Global Landscape of DNA Methylation and Gene Expression in Hematopoiesis and Monocytic Differentiation

Hypothesis: Carbon-5 methylation or Carbon-5 hydroxymethylation levels of cytosine and gene expression are important factors that can direct cell fate during hematopoiesis and monocytic differentiation.;Approach: Using Affymetrix microarray technology for RNA expression analysis along with BS-sequencing and TAB-sequencing of DNA from primary human CD34+, CD33+, CD14+, monocyte derived Dendritic cells, and monocyte derived macrophages.;Results: We observe self-renewing and dividing stem cells and progenitors show expressed genes involved in pathways of cell cycle regulation and DNA replication. Transcription factors LEF-1 and SP1 have overlapping cell specific target binding sites.

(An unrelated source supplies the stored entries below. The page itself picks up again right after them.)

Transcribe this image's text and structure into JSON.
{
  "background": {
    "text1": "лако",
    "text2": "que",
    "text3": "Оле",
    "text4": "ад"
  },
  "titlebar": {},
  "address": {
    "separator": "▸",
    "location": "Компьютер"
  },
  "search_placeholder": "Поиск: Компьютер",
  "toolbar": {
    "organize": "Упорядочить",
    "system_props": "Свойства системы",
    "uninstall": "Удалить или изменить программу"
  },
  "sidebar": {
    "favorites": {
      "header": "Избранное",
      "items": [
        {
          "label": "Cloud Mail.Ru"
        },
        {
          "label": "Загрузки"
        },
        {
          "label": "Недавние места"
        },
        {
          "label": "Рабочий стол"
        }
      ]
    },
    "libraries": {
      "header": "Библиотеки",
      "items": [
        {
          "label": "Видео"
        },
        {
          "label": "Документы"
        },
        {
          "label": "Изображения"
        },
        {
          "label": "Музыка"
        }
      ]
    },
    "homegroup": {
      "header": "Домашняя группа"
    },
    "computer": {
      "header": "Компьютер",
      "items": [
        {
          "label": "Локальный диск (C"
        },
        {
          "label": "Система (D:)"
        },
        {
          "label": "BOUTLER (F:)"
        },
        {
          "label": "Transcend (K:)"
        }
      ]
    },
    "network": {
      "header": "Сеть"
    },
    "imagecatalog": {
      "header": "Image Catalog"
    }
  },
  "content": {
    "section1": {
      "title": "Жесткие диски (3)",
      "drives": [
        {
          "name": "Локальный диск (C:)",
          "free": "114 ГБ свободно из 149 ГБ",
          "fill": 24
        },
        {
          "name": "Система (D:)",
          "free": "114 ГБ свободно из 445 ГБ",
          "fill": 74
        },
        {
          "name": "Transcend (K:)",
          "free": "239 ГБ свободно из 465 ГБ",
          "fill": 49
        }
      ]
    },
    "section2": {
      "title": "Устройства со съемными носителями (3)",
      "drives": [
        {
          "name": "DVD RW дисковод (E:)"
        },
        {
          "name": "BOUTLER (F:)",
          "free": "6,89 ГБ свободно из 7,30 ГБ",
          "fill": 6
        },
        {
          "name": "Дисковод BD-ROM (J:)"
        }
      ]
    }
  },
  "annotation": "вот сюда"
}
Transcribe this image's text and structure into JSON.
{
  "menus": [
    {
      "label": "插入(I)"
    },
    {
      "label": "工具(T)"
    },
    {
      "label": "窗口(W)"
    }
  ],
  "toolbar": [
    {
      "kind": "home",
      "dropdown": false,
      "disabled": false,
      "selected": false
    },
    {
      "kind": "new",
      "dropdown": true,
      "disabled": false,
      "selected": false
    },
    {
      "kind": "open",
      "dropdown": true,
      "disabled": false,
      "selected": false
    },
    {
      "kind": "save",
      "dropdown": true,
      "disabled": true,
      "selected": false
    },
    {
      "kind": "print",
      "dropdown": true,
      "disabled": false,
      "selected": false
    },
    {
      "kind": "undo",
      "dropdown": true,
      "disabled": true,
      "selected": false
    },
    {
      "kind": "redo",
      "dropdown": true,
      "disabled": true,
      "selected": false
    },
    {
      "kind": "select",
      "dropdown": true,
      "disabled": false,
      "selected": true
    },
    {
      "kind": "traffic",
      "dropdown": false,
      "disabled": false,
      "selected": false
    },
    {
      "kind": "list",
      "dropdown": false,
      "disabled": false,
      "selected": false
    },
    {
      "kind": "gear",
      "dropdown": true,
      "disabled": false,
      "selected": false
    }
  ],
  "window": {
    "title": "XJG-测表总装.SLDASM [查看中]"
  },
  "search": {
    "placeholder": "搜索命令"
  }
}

MiR-Let7 and miR-200 family are important in hematopoiesis and monocytic differentiation.;Global 5mC methylation does not show changes during differentiation, but RNA expression data correlated with DNA promoter methylation shows High CpG promoters (HCP) and Intermediate CpG promoters (ICP) show decreased RNA expression and opposed to unmethylated HCP and ICP promoters. 5mC or 5hmC show enrichment at some expressed genes during monocytic differentiation.;Conclusion: We conclude that gene expression changes are important factors that can help direct cell fate during differentiation. Changes in 5mC or 5hmC affect some, but not all expressed genes, so it may play a role in the regulation of a few specific genes but is not an overall critical factor that directs cell fate during hematopoiesis and monocytic differentiation.